HarpersWeb-Cover-2015-12-302x408This issue marks the 317th I’ve worked on as either editor or managing editor of Harper’s Magazine—and also marks the last editor’s note I will write. That task, as well as the editorship of the magazine, I leave in the very capable hands of Christopher Cox, who has been an editor at Harper’s for the past five years.

Herewith are the highlights of the December 2015 issue.

As many as 700,000 pregnant women in the United States are prescribed bed rest each year. The treatment is supposed to benefit both mother and child, most notably by delaying premature births. Unfortunately, it’s becoming increasingly clear that bed rest has no positive effect on fetal health and a negative effect on maternal health. So why are doctors still prescribing it? For our cover story, Alexandra Kleeman submitted herself to five days of bed rest—with one thirty-minute break each day—to see what would happen to her body. Her essay is a broadside against a practice that has its roots in nineteenth-century quack medicine and survives today thanks to a combination of ignorance and paternalism.

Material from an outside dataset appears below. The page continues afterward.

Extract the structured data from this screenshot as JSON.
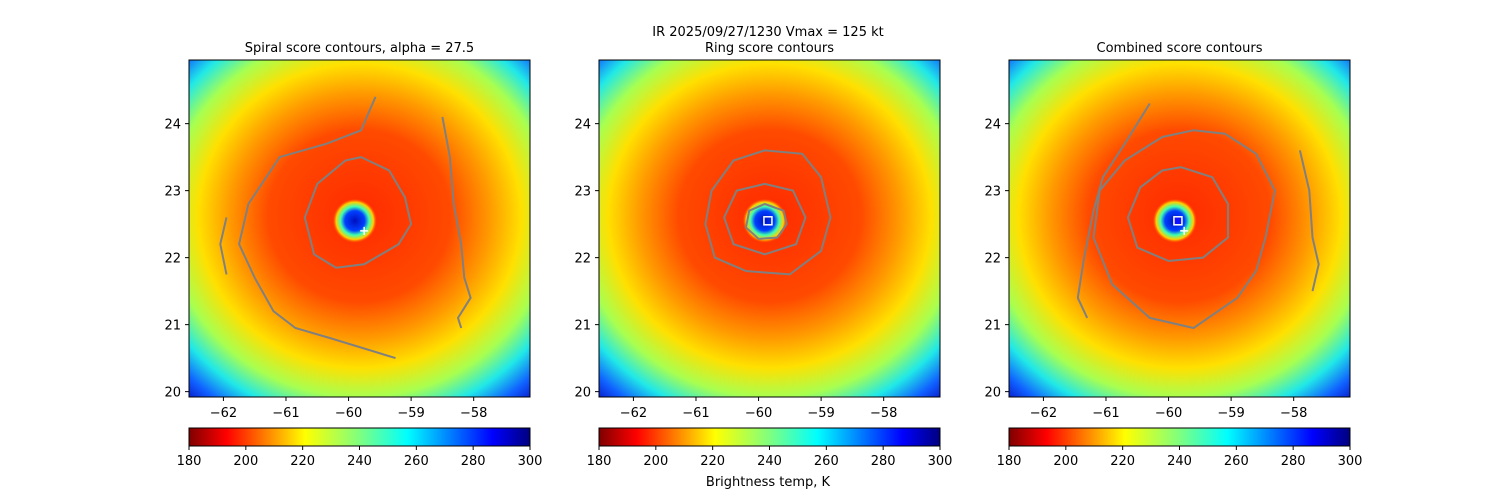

In June, Europe celebrated the Battle of Waterloo’s bicentennial, commemorating Napoleon’s final defeat by the Duke of Wellington. Nat Segnit was there to witness the four-day pageant, which took place on the site of the battle, in present-day Belgium, and featured a reenactment in which 5,000 soldiers and 1,000 camp followers participated. In his Letter from Belgium, Segnit drinks watery beer, meets a Napoleon impersonator, and contemplates, amid the sound of musket fire and French battle cries, the future of the European project that the revelry is meant to celebrate.

In 2008, three political novices living in Sarajevo—Pedja Kojovic, a former journalist and poet, Danis Tanovic, an Academy Award–winning filmmaker, and Dino Mustafic, a theater director—helped found a new political party in Bosnia called Naša Stranka. The party was born of frustration with the ethnically segregated political system that was codified by the Dayton Accords, which ended the country’s civil war in 1995. Though Naša Stranka enjoyed early success, winning 15 percent of the vote in its first local elections, the party’s progress since has been plagued by a series of setbacks. In her Letter from the Balkans, Elisabeth Zerofsky asks whether it is possible to bring substantive political change to a country riven by ethnic divisions so rigid that they are actually enshrined in law.

Also in our December issue: a Photo Essay by Charlotte Dumas documenting Japan’s endangered horses; J. C. Hallman on gambling and suicide in Atlantic City; new fiction by Michelle Huneven; Rick Moody on Extreme Weight Loss; Rivka Galchen on Antigone; and our own James Marcus on Primo Levi.